The point is: the oldest temptation by way of instilling doubt (gaslighting) remains one of the most potent. It not only makes the target crazy, as they say, with self-doubt, it erodes confidence and stalls the defense while engineering enough plausible deniability to effectively deflect blame.
Clever devil indeed.
So what’s a body to do?
Jesus put it this way when discussing temptations of various sorts: “Let your yes be yes and your no be no.”
In short, do not engage, argue, or debate with—or even muse over—the gaslighter’s suggestions.
Eve had it right the first time. She along with Adam had walked with God in many a cool evening. She had heard and understood God’s instructions and responded appropriately.
However, being a human with a human’s nature, the power of suggestion (likely served with a twist of charm) changed her thinking—then her mind. Adam succumbed to peer pressure.
If we, unlike Eve, are truly not sure of our response when some gaslighter sidles near, at the very least we can resist being cornered into thinking we have to answer immediately. “Let me think about that and get back to you” deflects the other(s) until we are truthed-up, as it were.
And then we must engage in the critical thinking needed. The Bereans had an app for that apple, you might put it: “Study and show thyself approved.”
In short, we are both forewarned and forearmed if we stay. In. The. Word.
For as those who study it seriously discover, the Bible is not what “they” suggest, i.e., an anthology of primitive myths bubbling up from some collective, cultural subconscious (a popular spin in this era); rather, it has been described as a seven level chess game for the intellect—and the spirit—while at the same time conveying a message that even the most innocent and vulnerable can comprehend if they desire to have ears to hear and eyes to see.
By asking the Author.
* “For God so loved the world that he gave his one and only Son, that whoever believes in him shall not perish but have eternal life” (John 3:16).

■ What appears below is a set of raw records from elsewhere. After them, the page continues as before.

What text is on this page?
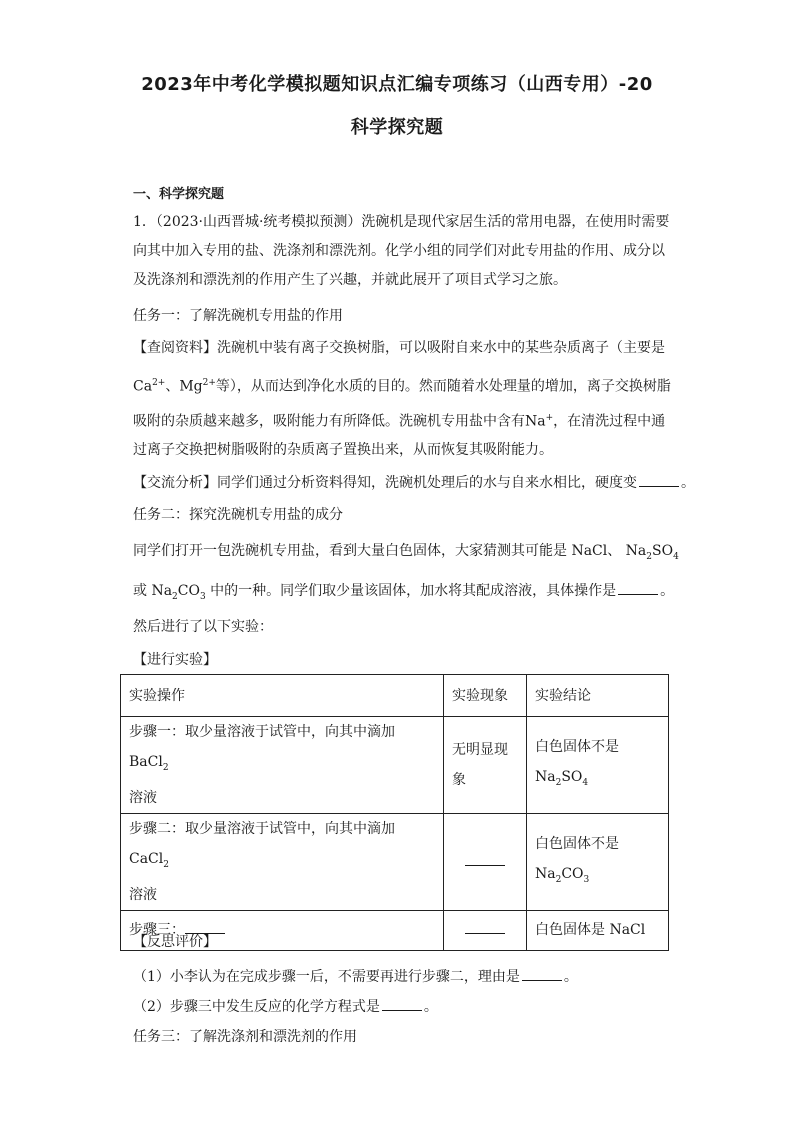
2023年中考化学模拟题知识点汇编专项练习（山西专用）-20
科学探究题
一、科学探究题
1．（2023·山西晋城·统考模拟预测）洗碗机是现代家居生活的常用电器，在使用时需要
向其中加入专用的盐、洗涤剂和漂洗剂。化学小组的同学们对此专用盐的作用、成分以
及洗涤剂和漂洗剂的作用产生了兴趣，并就此展开了项目式学习之旅。
任务一：了解洗碗机专用盐的作用
【查阅资料】洗碗机中装有离子交换树脂，可以吸附自来水中的某些杂质离子（主要是
$Ca^{2+}$、$Mg^{2+}$等），从而达到净化水质的目的。然而随着水处理量的增加，离子交换树脂
吸附的杂质越来越多，吸附能力有所降低。洗碗机专用盐中含有Na+，在清洗过程中通
过离子交换把树脂吸附的杂质离子置换出来，从而恢复其吸附能力。
【交流分析】同学们通过分析资料得知，洗碗机处理后的水与自来水相比，硬度变	。
任务二：探究洗碗机专用盐的成分
同学们打开一包洗碗机专用盐，看到大量白色固体，大家猜测其可能是 NaCl、 $Na_2SO_4$
或 $Na_2CO_3$ 中的一种。同学们取少量该固体，加水将其配成溶液，具体操作是	。
然后进行了以下实验：
【进行实验】
实验操作	实验现象	实验结论
步骤一：取少量溶液于试管中，向其中滴加 BaCl$_2$
溶液	无明显现
象	白色固体不是
$Na_2SO_4$
步骤二：取少量溶液于试管中，向其中滴加 CaCl$_2$
溶液		白色固体不是
$Na_2CO_3$
步骤三：		白色固体是 NaCl
【反思评价】
（1）小李认为在完成步骤一后，不需要再进行步骤二，理由是	。
（2）步骤三中发生反应的化学方程式是	。
任务三：了解洗涤剂和漂洗剂的作用
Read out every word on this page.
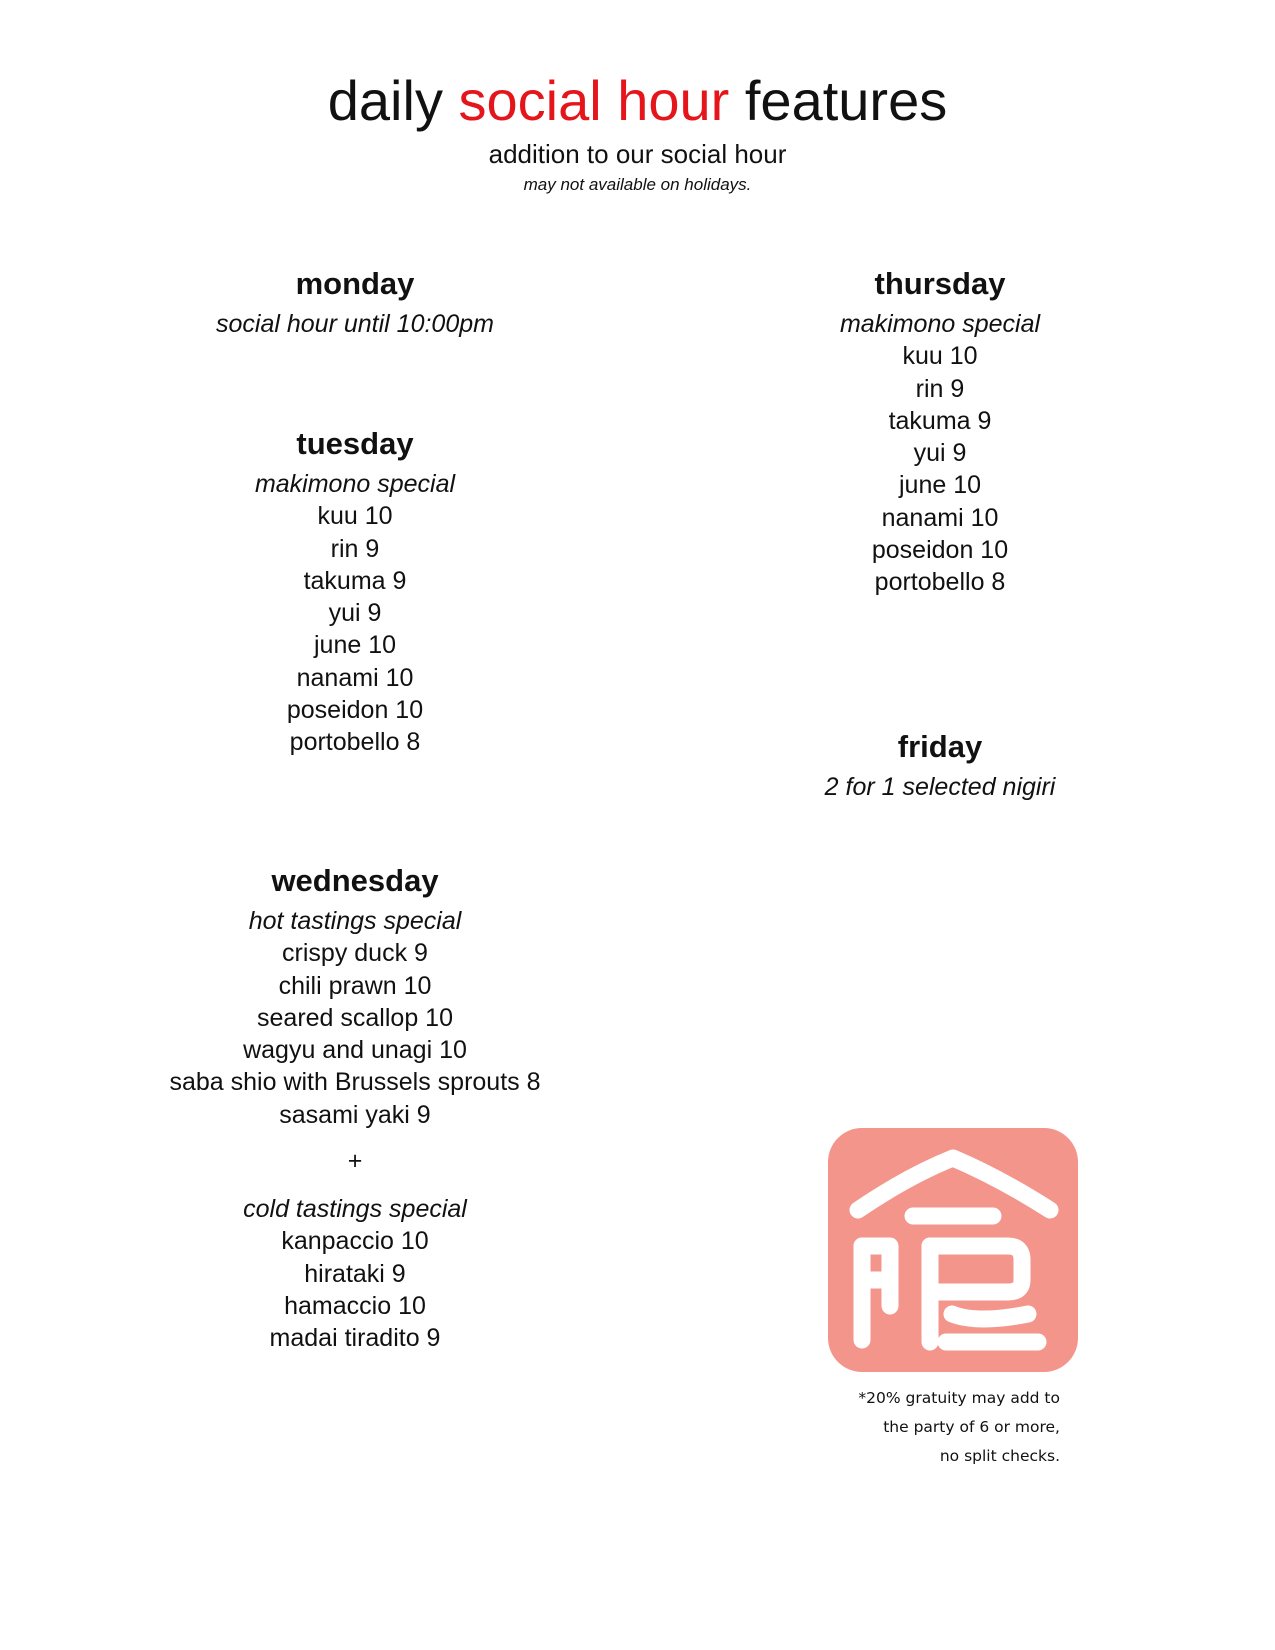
daily social hour features
addition to our social hour
may not available on holidays.
monday
social hour until 10:00pm
tuesday
makimono special
kuu 10
rin 9
takuma 9
yui 9
june 10
nanami 10
poseidon 10
portobello 8
wednesday
hot tastings special
crispy duck 9
chili prawn 10
seared scallop 10
wagyu and unagi 10
saba shio with Brussels sprouts 8
sasami yaki 9
+
cold tastings special
kanpaccio 10
hirataki 9
hamaccio 10
madai tiradito 9
thursday
makimono special
kuu 10
rin 9
takuma 9
yui 9
june 10
nanami 10
poseidon 10
portobello 8
friday
2 for 1 selected nigiri
*20% gratuity may add to
the party of 6 or more,
no split checks.
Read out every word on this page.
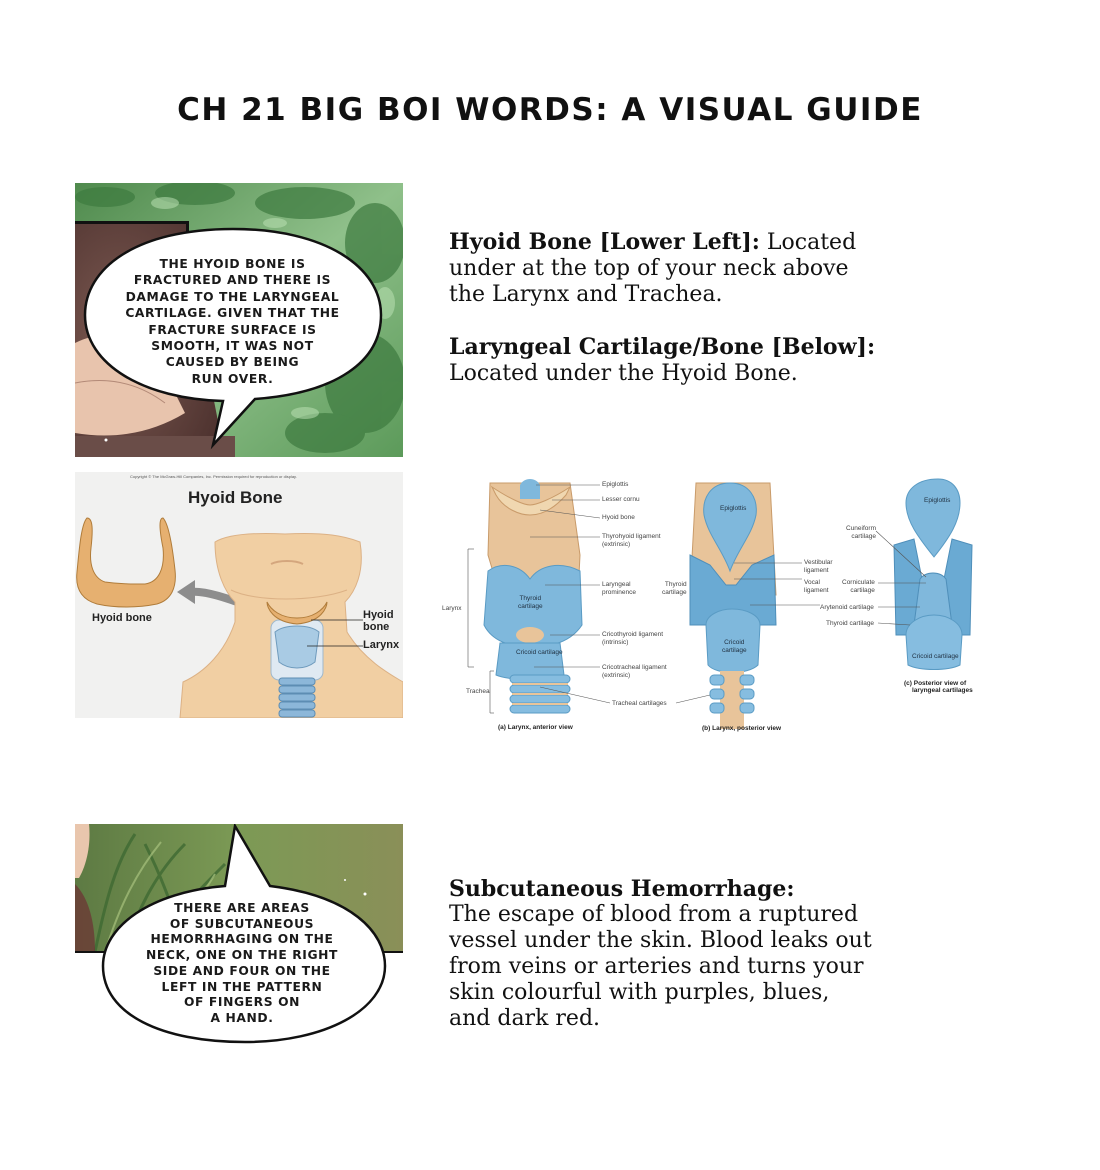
CH 21 BIG BOI WORDS: A VISUAL GUIDE
THE HYOID BONE IS
FRACTURED AND THERE IS
DAMAGE TO THE LARYNGEAL
CARTILAGE. GIVEN THAT THE
FRACTURE SURFACE IS
SMOOTH, IT WAS NOT
CAUSED BY BEING
RUN OVER.
Hyoid Bone [Lower Left]: Located
under at the top of your neck above
the Larynx and Trachea.
Laryngeal Cartilage/Bone [Below]:
Located under the Hyoid Bone.
Copyright © The McGraw-Hill Companies, Inc. Permission required for reproduction or display.
Hyoid Bone
Hyoid bone	Hyoid
bone
Larynx
Epiglottis
Lesser cornu
Hyoid bone
Thyrohyoid ligament
(extrinsic)
Laryngeal
prominence
Thyroid
cartilage
Cricothyroid ligament
(intrinsic)
Cricoid cartilage
Cricotracheal ligament
(extrinsic)
Tracheal cartilages
Larynx
Trachea
(a) Larynx, anterior view
Epiglottis
Thyroid
cartilage
Vestibular
ligament
Vocal
ligament
Cricoid
cartilage
(b) Larynx, posterior view
Epiglottis
Cuneiform
cartilage
Corniculate
cartilage
Arytenoid cartilage
Thyroid cartilage
Cricoid cartilage
(c) Posterior view of
laryngeal cartilages
THERE ARE AREAS
OF SUBCUTANEOUS
HEMORRHAGING ON THE
NECK, ONE ON THE RIGHT
SIDE AND FOUR ON THE
LEFT IN THE PATTERN
OF FINGERS ON
A HAND.
Subcutaneous Hemorrhage:
The escape of blood from a ruptured
vessel under the skin. Blood leaks out
from veins or arteries and turns your
skin colourful with purples, blues,
and dark red.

And don’t let anyone gaslight you.
 The term owes its origin to the play Gas Light and its film adaptations after which the term began to be used in clinical and research literature. https://en.wikipedia.org/wiki/Gaslighting.
 https://carm.org/heresies There are, of course, many other such sites to explain the history of heresies throughout the ages and the specifics on each one.
Yes! And I fear critical thinking is fast going out of style…after all, we’re only “allowed,” as it were, what is it? 140 characters within which to craft a fast, pithy, most of all “likeable” reply (before the topic scrolls past, magically, almost of its own accord)… That is, if we get all our news on the most popular forums…
It’s easier to simply adopt the meme du jour and proceed to the next ms…
Critical thinking, on the other hand, takes work, time, a particular set of skills, and requires the use of logic, not to mention spiritual discernment.
Nothing good comes without effort. Most of it requires sacrifices such as time, effort, etc.
Evil understands this.
But, I know I am preaching to the choir!
Carry on, and awaiting the efforts of your own critical thinking to soon emerge for sharing!!
Critical thinking is critically important.